Hospital Labels Do Not Guarantee Better Weight-Loss Surgery

According to U.S. researchers, hospital-appointed bariatric surgery “centers of excellence” suffer as many complications and fatalities from weight-loss procedures as other medical facilities engaging in these operations, Reuters accounted on Monday. 

The researchers suppose the extra expense and exertion called for by hospitals to receive such a sought-after title might not be worth it.

Dr. Edward Livingston of the University of Texas Southwestern School of Medicine, said in a statement, “Designation as a bariatric surgery center of excellence does not ensure better outcomes.”  His study is published in the Archives of Surgery. 

Treating obesity with bariatric surgery is rapidly becoming more popular.  The goal of the surgery is to rework the digestive tract for the purpose of reducing the volume of food that can be consumed and digested.

An additional study in the same journal examined the advantages of the surgery in patients suffering from severe obesity. 

Severely obese individuals may benefit from insurance assistance, even if partial, which ranges in cost from $15,000 to $35,000.  Many of these contributing insurance companies, including Medicare — the federal health plan for 44 million elderly and disabled Americans — authorize the procedures to be conducted strictly at hospitals designated as a bariatric center of excellence. 

Livingston investigated to find out if patients at these centers received better care in actuality.  His research included intense scrutiny of data on 19,363 patients who had bariatric surgery in 2005.  Of these, 5,420 patients received surgery at centers of excellence. 

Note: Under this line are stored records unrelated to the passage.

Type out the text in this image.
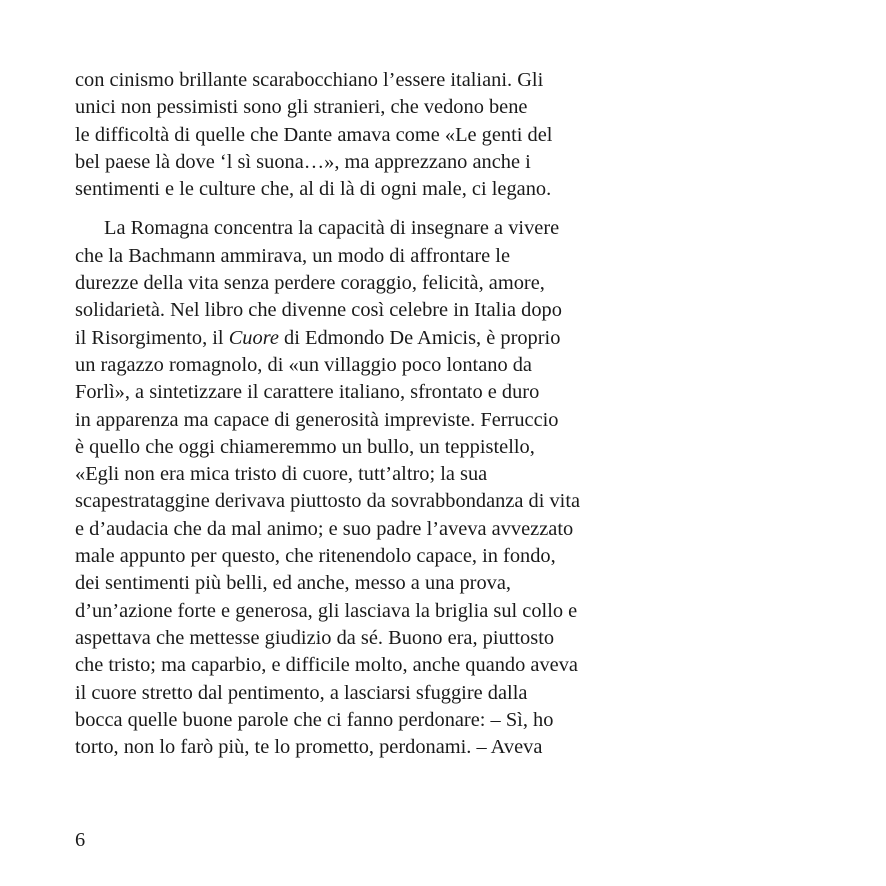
con cinismo brillante scarabocchiano l’essere italiani. Gli
unici non pessimisti sono gli stranieri, che vedono bene
le difficoltà di quelle che Dante amava come «Le genti del
bel paese là dove ‘l sì suona…», ma apprezzano anche i
sentimenti e le culture che, al di là di ogni male, ci legano.
La Romagna concentra la capacità di insegnare a vivere
che la Bachmann ammirava, un modo di affrontare le
durezze della vita senza perdere coraggio, felicità, amore,
solidarietà. Nel libro che divenne così celebre in Italia dopo
il Risorgimento, il Cuore di Edmondo De Amicis, è proprio
un ragazzo romagnolo, di «un villaggio poco lontano da
Forlì», a sintetizzare il carattere italiano, sfrontato e duro
in apparenza ma capace di generosità impreviste. Ferruccio
è quello che oggi chiameremmo un bullo, un teppistello,
«Egli non era mica tristo di cuore, tutt’altro; la sua
scapestrataggine derivava piuttosto da sovrabbondanza di vita
e d’audacia che da mal animo; e suo padre l’aveva avvezzato
male appunto per questo, che ritenendolo capace, in fondo,
dei sentimenti più belli, ed anche, messo a una prova,
d’un’azione forte e generosa, gli lasciava la briglia sul collo e
aspettava che mettesse giudizio da sé. Buono era, piuttosto
che tristo; ma caparbio, e difficile molto, anche quando aveva
il cuore stretto dal pentimento, a lasciarsi sfuggire dalla
bocca quelle buone parole che ci fanno perdonare: – Sì, ho
torto, non lo farò più, te lo prometto, perdonami. – Aveva
6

Results indicated that 1.7 percent of bariatric surgery patients who underwent treatment at a center of excellence died and 6.3 percent suffered complications.  In comparison with a death rate of .09 percent and a complication rate of 6.4 percent at hospitals lacking the prominent title.

In order to substantiate the “center of excellence” title, a hospital must hire extra staff, making it more expensive to operate.  However, “extra expenses associated with center of excellence designation may not be warranted,” Livingston suggested.

Another study in the same journal reviewed the effects of gastric bypass surgery in two groups of severely obese patients: the morbidly obese, indicated by those with a body mass index of 40 to 49, and the super obese, indicated by those with a body mass index of 50 or higher. 

A formula used to calculate obesity, body mass index (BMI), takes into account an individual’s height and weight.  A person is considered obese if their BMI is 30 or above. BMI of 25 to 30 is considered overweight. 

At the Hospital du Chablais in Lausanne, Switzerland, Dr. Michael Suter and his colleagues looked at 492 morbidly obese patients and 133 super obese patients treated with gastric bypass between years 1999 and 2006.

The team found that while the super obese patients lost more weight (37.3 percent of their body weight) than the morbidly obese patients (34.7 percent of their body weight), less than half of the super obese lost enough to be considered overweight six years after the surgery, compared with more than 90 percent of the morbidly obese patients.   

In spite of these differences, improvements in quality of life and other health measures were mostly the same in both groups.  Earlier research found that obese people who undergo weight-loss surgery are less inclined to die from heart disease, diabetes and cancer than obese people who do not.